1960年に現役11.2人で高齢者1人を支えていたものが、2000年に現役3.9人、20年に現役2人、40年には現役1.5人で高齢者1人を支えるに変化する。これらの状況は日本の中より海外の方がリアルに感じられるのだろう。それが「円安」の最大要因かもしれない。

【 内 容 】

総務省は4月中旬に最新の人口推計を公表した。日本人の人口は1億2119万人で過去最大の落ち込みになった。年齢別では、14歳以下の人口が過去最低を更新し、一方65歳以上の割合は29%で過去最高になった。特に働き手の中核となる生産年齢人口(15~64歳)は7395万人で最低水準にとどまる一方、75歳以上は2007万人で初めて2千万人を超えた。

 厚生労働省の国立社会保障・人口問題研究所も4月中旬に日本の世帯数の将来推計を公表した。2050年に全世帯の44%に当たる2330万世帯が1人暮らしになり、このうち65歳以上は1084万世帯で1人暮らし世帯全体の46%強を占めるという推計だ。男性高齢者の場合には1人暮らしの割合が50年に26%、そのうち未婚者の割合は60%へと大幅増の予想である。今後ますます1人暮らしの高齢者が急増し、見守りや介護などの支援を充実させ、地域で安心して生活できる環境の整備が必要になる。

 日本では長らく社会保障の面で、多数の現役世代(生産年齢人口)が高齢者1人を支える「胴上げ型」であった。1960年には現役11.2人で高齢者1人を胴上げ型で支えていたが、2000年に現役3.9人になって「騎馬戦型」に移行した。20年には現役2人で高齢者1人を支える形になり、「肩車型(現役1人が高齢者1人を支える)」への移行が現実化した。40年には現役1.5人で高齢者1人を支えると予測されており、いわゆる「肩車社会」の到来が確実視されている。

「肩車社会」の到来に伴って医療・介護費を中心に社会保障に関する給付の負担の間のアンバランスが一段と強まることが予想されているが、政治の無為無策のために社会保障制度の抜本的改革が適正・的確に進められていないのが現状だ。

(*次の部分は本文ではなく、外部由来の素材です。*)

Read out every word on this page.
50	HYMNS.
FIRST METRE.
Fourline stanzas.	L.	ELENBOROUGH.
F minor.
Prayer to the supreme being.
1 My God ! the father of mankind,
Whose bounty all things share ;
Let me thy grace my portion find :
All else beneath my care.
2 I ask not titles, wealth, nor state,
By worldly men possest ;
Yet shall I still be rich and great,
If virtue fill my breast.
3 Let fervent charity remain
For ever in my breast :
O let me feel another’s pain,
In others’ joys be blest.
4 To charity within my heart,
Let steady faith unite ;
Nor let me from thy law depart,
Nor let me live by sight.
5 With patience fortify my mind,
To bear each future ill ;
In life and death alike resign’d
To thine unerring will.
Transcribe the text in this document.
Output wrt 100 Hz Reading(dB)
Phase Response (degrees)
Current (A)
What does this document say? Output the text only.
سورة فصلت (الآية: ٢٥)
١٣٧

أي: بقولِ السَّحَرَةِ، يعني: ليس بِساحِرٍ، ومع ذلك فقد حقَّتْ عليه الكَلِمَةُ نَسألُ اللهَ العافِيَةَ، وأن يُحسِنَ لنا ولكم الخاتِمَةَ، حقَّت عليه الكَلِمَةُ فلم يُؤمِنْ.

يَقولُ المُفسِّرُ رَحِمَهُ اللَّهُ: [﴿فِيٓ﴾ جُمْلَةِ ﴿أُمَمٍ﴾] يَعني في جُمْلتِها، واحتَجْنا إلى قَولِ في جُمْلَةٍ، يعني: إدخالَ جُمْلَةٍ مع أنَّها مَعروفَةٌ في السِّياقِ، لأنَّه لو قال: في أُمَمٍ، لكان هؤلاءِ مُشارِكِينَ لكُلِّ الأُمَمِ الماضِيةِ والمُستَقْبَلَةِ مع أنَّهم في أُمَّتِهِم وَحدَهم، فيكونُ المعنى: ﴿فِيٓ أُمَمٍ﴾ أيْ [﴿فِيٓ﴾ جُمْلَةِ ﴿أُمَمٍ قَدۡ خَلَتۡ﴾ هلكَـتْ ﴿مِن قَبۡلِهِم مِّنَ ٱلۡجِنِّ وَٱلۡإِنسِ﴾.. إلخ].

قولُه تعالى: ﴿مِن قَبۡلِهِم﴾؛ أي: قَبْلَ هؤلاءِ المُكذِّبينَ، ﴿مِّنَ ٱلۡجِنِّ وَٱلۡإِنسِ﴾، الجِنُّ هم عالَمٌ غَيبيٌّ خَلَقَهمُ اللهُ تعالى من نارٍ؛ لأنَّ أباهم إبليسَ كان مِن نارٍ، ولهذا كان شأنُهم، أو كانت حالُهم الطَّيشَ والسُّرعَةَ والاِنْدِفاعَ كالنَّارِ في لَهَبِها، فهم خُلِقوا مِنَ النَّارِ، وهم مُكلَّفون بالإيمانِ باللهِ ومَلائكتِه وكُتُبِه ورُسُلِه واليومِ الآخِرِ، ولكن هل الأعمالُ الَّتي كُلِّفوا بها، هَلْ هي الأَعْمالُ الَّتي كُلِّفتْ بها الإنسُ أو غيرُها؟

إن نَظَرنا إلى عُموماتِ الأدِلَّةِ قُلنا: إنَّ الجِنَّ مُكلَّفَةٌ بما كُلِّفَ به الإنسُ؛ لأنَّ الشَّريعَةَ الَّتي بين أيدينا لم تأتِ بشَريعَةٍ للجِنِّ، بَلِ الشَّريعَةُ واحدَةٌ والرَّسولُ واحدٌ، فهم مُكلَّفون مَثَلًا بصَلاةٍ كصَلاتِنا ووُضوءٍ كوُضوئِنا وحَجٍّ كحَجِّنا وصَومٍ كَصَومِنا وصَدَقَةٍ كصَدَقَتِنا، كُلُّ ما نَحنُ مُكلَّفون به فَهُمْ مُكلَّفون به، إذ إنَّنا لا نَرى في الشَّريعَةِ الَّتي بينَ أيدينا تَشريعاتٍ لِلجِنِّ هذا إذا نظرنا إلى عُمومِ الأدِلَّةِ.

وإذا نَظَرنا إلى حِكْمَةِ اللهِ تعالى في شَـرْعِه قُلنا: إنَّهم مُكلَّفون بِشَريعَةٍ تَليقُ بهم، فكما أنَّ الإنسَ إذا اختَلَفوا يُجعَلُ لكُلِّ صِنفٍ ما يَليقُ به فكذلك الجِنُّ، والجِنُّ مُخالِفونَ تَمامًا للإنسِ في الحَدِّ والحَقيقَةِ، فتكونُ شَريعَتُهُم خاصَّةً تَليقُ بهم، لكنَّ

 そういう状況の中で21年にインターネット配信番組で米国イエール大学の成田悠輔助教授が「(少子高齢化の)唯一の解決策は。結局、高齢者の集団自決、集団切腹みたいなことしかない」と発言し、それがNYタイムズ紙で取り上げられて国際的炎上が生じた。成田氏は1985年生まれ、東大卒、マサチューセッツ工科大学(MIT)大学院で博士号を取得している経済学者なので国内外で大きな話題になった。
 
 成田博士の発言は言語道断ではあるが、日本ではかつて、貧しさが故に口減しのために老人を山に捨てなければならなかったという「姥捨山説話」や「棄老説話」が各地で伝えられており、深沢七郎はそれらの説をもとに「楢山節考」を出版(56年)し、話題になった。